Yesterday’s Read Across America Day and celebration of Dr. Seuss’s birthday kicked off two months of promotions to educate families and caregivers about the importance of reading to children. March is National Reading Month, National Reading Awareness Month and features World Poetry Day on the 21st, followed by International Children’s Book Day, National Library Week, the Week of the Young Child and Drop Everything and Read Day in April.
Research has shown us the importance of reading to children from birth. Young children who are read to regularly have larger vocabularies, a strong predictor of success in school. And regular reading time with a parent or caregiver helps form the bonds that bolster the social-emotional growth which is so important to a child’s overall development.

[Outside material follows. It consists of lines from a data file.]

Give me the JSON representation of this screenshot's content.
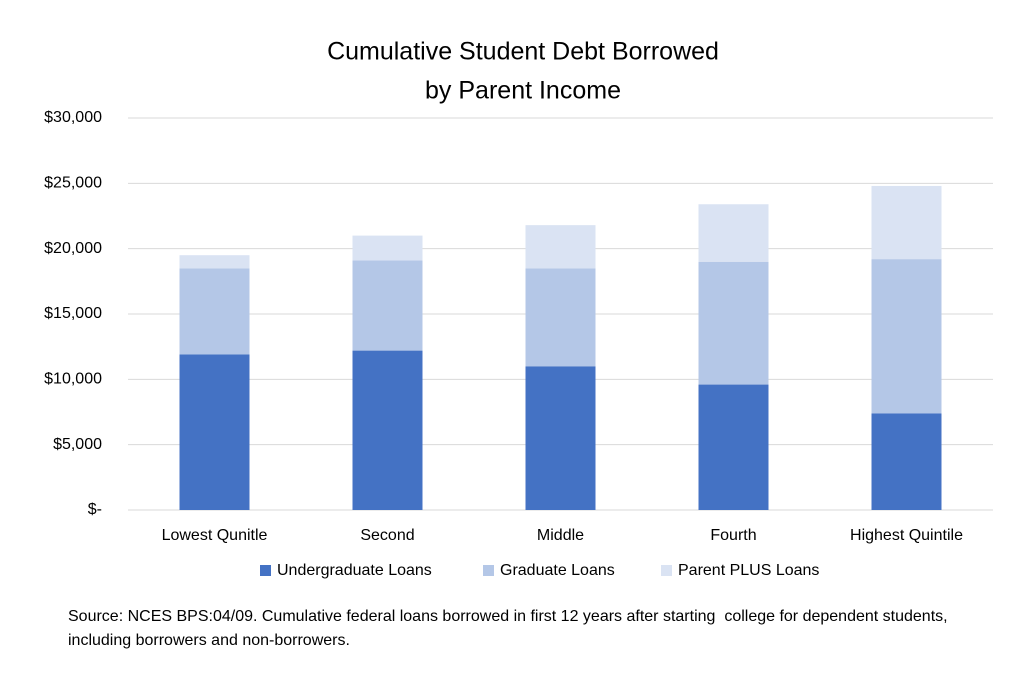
{
  "chart_data": {
    "type": "stacked-bar",
    "title": [
      "Cumulative Student Debt Borrowed",
      "by Parent Income"
    ],
    "categories": [
      "Lowest Qunitle",
      "Second",
      "Middle",
      "Fourth",
      "Highest Quintile"
    ],
    "series": [
      {
        "name": "Undergraduate Loans",
        "color": "#4472c4",
        "values": [
          11900,
          12200,
          11000,
          9600,
          7400
        ]
      },
      {
        "name": "Graduate Loans",
        "color": "#b4c7e7",
        "values": [
          6600,
          6900,
          7500,
          9400,
          11800
        ]
      },
      {
        "name": "Parent PLUS Loans",
        "color": "#dae3f3",
        "values": [
          1000,
          1900,
          3300,
          4400,
          5600
        ]
      }
    ],
    "ylim": [
      0,
      30000
    ],
    "yticks": [
      {
        "value": 0,
        "label": "$-"
      },
      {
        "value": 5000,
        "label": "$5,000"
      },
      {
        "value": 10000,
        "label": "$10,000"
      },
      {
        "value": 15000,
        "label": "$15,000"
      },
      {
        "value": 20000,
        "label": "$20,000"
      },
      {
        "value": 25000,
        "label": "$25,000"
      },
      {
        "value": 30000,
        "label": "$30,000"
      }
    ],
    "grid": true,
    "legend": "bottom",
    "source": "Source: NCES BPS:04/09. Cumulative federal loans borrowed in first 12 years after starting  college for dependent students, including borrowers and non-borrowers."
  }
}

The experts at ReadAloud.org, who urge parents to read to their children for 15 minutes a day beginning at birth, say that half of the children in our country will not hear a bedtime story tonight. Reading to a child just 15 minutes daily builds literacy and language skills that can make the difference between starting school ready to learn or starting behind and struggling to catch up.
Choose Developmentally Appropriate Books
Reading age-appropriate books that capture a child’s interest helps instill a love of reading and realization that books open up a world of ideas and fun.
Lisa Poppe, Extension Educator with The Learning Child says babies and toddlers like board books, photos of familiar things like babies and toys, and photos of children doing familiar things like playing, goodnight books and animal books. Preschoolers like books with action, stories that rhyme, books with repetition and funny-sounding words, and stories with happy endings.